A Weimar-era householder wheels a barrow full of worthless Reichsbanknotes to the corner baker to buy a loaf of bread. Will the US economy reduce people to this, when it runs out of other people’s money?

So if we are to accept Mayor Julian’s inference that it is out of touch to believe that kids needing money should borrow from their parents, why isn’t it preposterous to believe that it is more acceptable to borrow money from complete strangers – strangers who are obligated to pay through over-taxation?

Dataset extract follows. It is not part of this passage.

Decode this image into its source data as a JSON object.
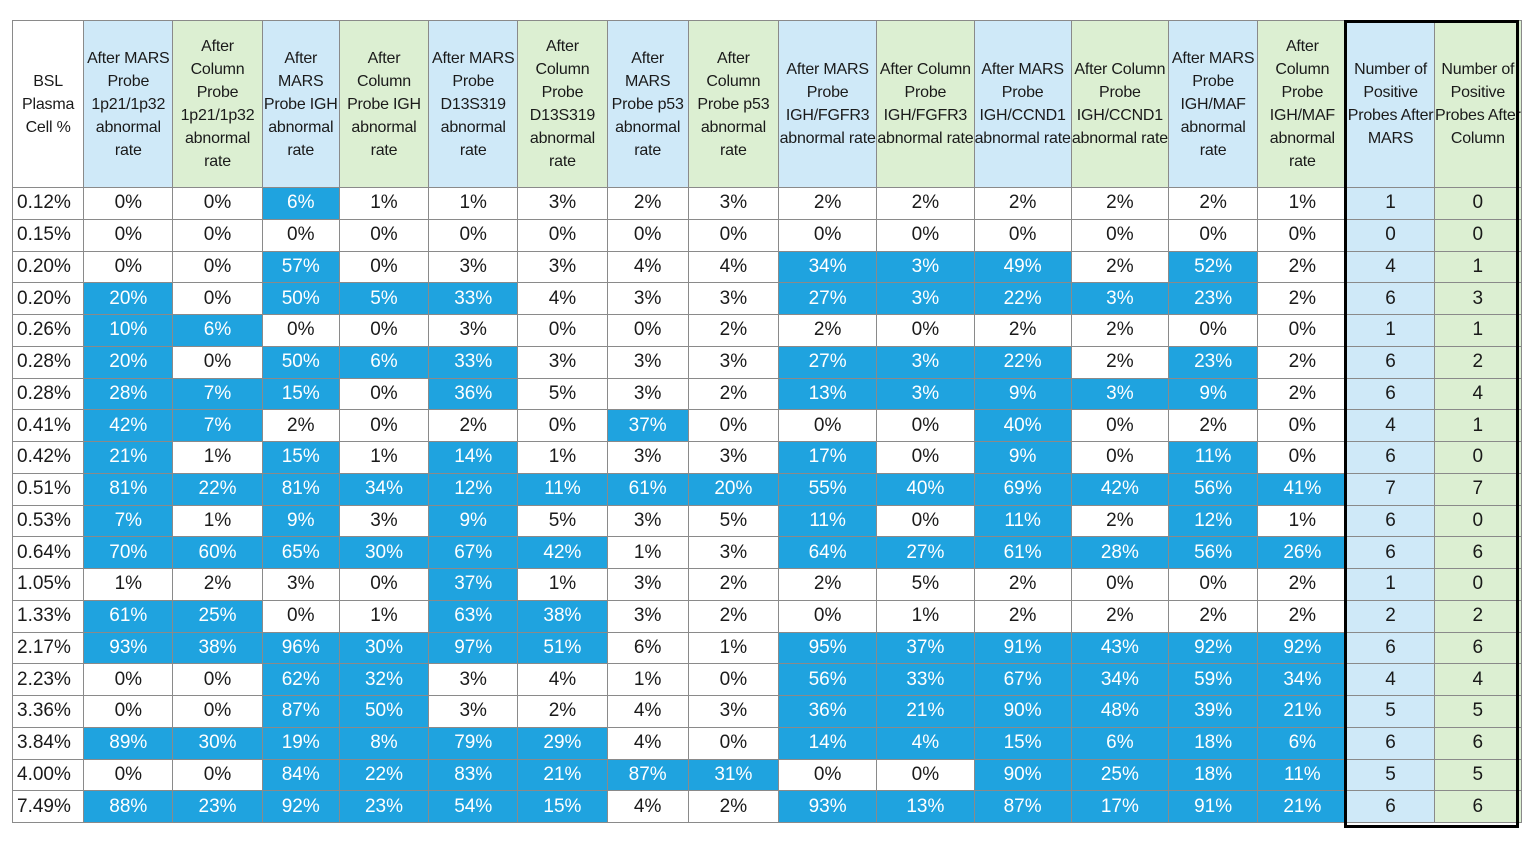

Is it fair to ask strangers to pay for the benefits for others, especially if they may be having trouble meeting the needs of their own families? The Democrats repeat the mantra that everyone should pay their fair share. It may sound nice to those in the lower income brackets; however, there is nothing fair about it. The 49% of Americans who do not pay their share of taxes but leech off of others that do are really the ones who are not being “fair.” No one expects those in the lower income bracket to pay high percentages but how about kicking in their fair share for a change, and how about they stop whining that others aren’t giving them more?

The days when people in financial straits had to rely on their neighbors, families or churches for charity created an element of shame but also an element of accountability. Today it seems we have neither. Those in need have no shame about demanding that others provide for them. The shame they would have known if they were relying on neighbors, families, or churches is swept away because they now go to an impersonal government. The problem of course is that government, even in the best of times, doesn’t have its own money; government only has our money.

Cory Booker said:

Paying your fair share isn’t class warfare; it’s patriotic.

I actually find myself agreeing with Mayor Booker. I think it’s time everybody start paying their fair share. If they do, perhaps we will see a revival of the old work ethic that many of us still remember. And maybe it just might be possible that some way, somehow the Democratic Party will find it reasonable to put God back into their platform. Well, there I go again, looking for miracles!